In the cycle of the reasoning process, denoising the latent embedded feature z _t with noise by using a denoising formula, thereby obtaining ，/>Generation/> by decoder D；

Final output to generate image meeting requirementWherein/>Is an edited image that the decoder D generates after the inference process.

The system of the invention adopts the technical proposal that: a text-guided controllable portrait generation system based on a diffusion model comprises the following modules:

The coding module is used for performing conditional coding on the prompt text into vector representation;

The editing region mask generation module is used for generating a semantic condition appointed editing region mask based on the coded prompt text and the source image x ₀ to be processed;

and the image generation module is used for inputting the source image, the coded prompt text and the editing region mask into the image generation network based on the diffusion model together to generate an image meeting the requirements.

The technical scheme adopted by the equipment is as follows: a diffusion model-based text-guided controllable portrait generation device, comprising:

One or more processors;

And the storage device is used for storing one or more programs, and when the one or more programs are executed by the one or more processors, the one or more processors realize the text-guided controllable portrait generation method based on the diffusion model.

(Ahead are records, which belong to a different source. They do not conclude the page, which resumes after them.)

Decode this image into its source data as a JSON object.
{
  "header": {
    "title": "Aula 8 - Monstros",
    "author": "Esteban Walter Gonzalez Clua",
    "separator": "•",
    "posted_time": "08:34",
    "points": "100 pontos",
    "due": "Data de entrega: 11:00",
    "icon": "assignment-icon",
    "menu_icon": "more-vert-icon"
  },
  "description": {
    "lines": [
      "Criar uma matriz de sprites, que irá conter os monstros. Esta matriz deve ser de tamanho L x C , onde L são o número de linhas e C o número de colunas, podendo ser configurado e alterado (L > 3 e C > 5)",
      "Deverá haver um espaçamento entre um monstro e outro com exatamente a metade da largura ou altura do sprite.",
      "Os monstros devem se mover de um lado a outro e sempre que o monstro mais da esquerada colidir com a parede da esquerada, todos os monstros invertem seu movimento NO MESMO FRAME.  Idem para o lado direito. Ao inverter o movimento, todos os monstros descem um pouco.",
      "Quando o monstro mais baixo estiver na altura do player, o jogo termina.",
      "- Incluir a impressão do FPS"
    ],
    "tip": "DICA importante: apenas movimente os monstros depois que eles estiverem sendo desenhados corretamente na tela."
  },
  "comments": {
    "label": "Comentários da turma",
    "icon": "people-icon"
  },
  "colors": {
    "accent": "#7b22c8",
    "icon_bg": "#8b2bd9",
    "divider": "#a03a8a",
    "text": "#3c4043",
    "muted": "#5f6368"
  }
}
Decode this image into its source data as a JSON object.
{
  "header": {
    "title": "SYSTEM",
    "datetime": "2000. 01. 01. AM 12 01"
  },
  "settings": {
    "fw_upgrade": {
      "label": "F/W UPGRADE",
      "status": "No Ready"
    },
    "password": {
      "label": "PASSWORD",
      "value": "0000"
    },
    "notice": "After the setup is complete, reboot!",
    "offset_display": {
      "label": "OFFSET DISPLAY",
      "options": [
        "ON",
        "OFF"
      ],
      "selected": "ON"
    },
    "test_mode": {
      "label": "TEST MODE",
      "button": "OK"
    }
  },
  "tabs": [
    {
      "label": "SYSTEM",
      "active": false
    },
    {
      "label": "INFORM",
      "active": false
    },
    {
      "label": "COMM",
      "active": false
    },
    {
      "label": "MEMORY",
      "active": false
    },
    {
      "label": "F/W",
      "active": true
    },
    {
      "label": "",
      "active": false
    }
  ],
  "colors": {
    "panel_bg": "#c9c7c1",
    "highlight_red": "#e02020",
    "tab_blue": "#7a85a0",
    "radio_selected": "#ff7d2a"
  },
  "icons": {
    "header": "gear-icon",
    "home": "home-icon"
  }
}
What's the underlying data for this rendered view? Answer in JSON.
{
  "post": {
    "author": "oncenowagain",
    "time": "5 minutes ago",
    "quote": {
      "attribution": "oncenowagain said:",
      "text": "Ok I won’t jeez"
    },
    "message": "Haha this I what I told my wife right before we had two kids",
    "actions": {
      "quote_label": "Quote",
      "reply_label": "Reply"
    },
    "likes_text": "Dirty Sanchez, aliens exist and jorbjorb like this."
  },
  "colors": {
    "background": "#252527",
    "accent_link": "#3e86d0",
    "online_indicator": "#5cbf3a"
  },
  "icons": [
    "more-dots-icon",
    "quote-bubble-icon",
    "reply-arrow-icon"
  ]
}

Compared with the prior art, the invention has the following beneficial effects:

(1) The invention considers that controlling the image generation by using the text information which is easy to obtain is beneficial to reducing the application threshold of the technology, so the invention focuses on enhancing the model to learn the cross-modal information, namely the text and the image, and adopts a text attention module in an image generation network based on a diffusion model to help align the text and the image information so as to accord with the semantics described by the text in the image generation;

(2) The invention uses various basic models as the characteristic learning module, and is easy to integrate into the existing basic model to further improve the performance;

(3) The design ERLM of the invention is used for extracting the editing area, and the method provided by the invention effectively improves the control capability of the model on the editing area aiming at the current situation that the existing method lacks local controllable editing;

(4) The invention adopts the diffusion model which is easier to train as the main image generation network, effectively improves the image generation quality, simplifies the training process and is beneficial to the popularization and application of the technology.

Drawings

The following examples, as well as specific embodiments, are used to further illustrate the technical aspects of the present invention. In addition, in the course of describing the technical solutions, some drawings are also used. Other figures and the intent of the present invention can be derived from these figures without inventive effort for a person skilled in the art.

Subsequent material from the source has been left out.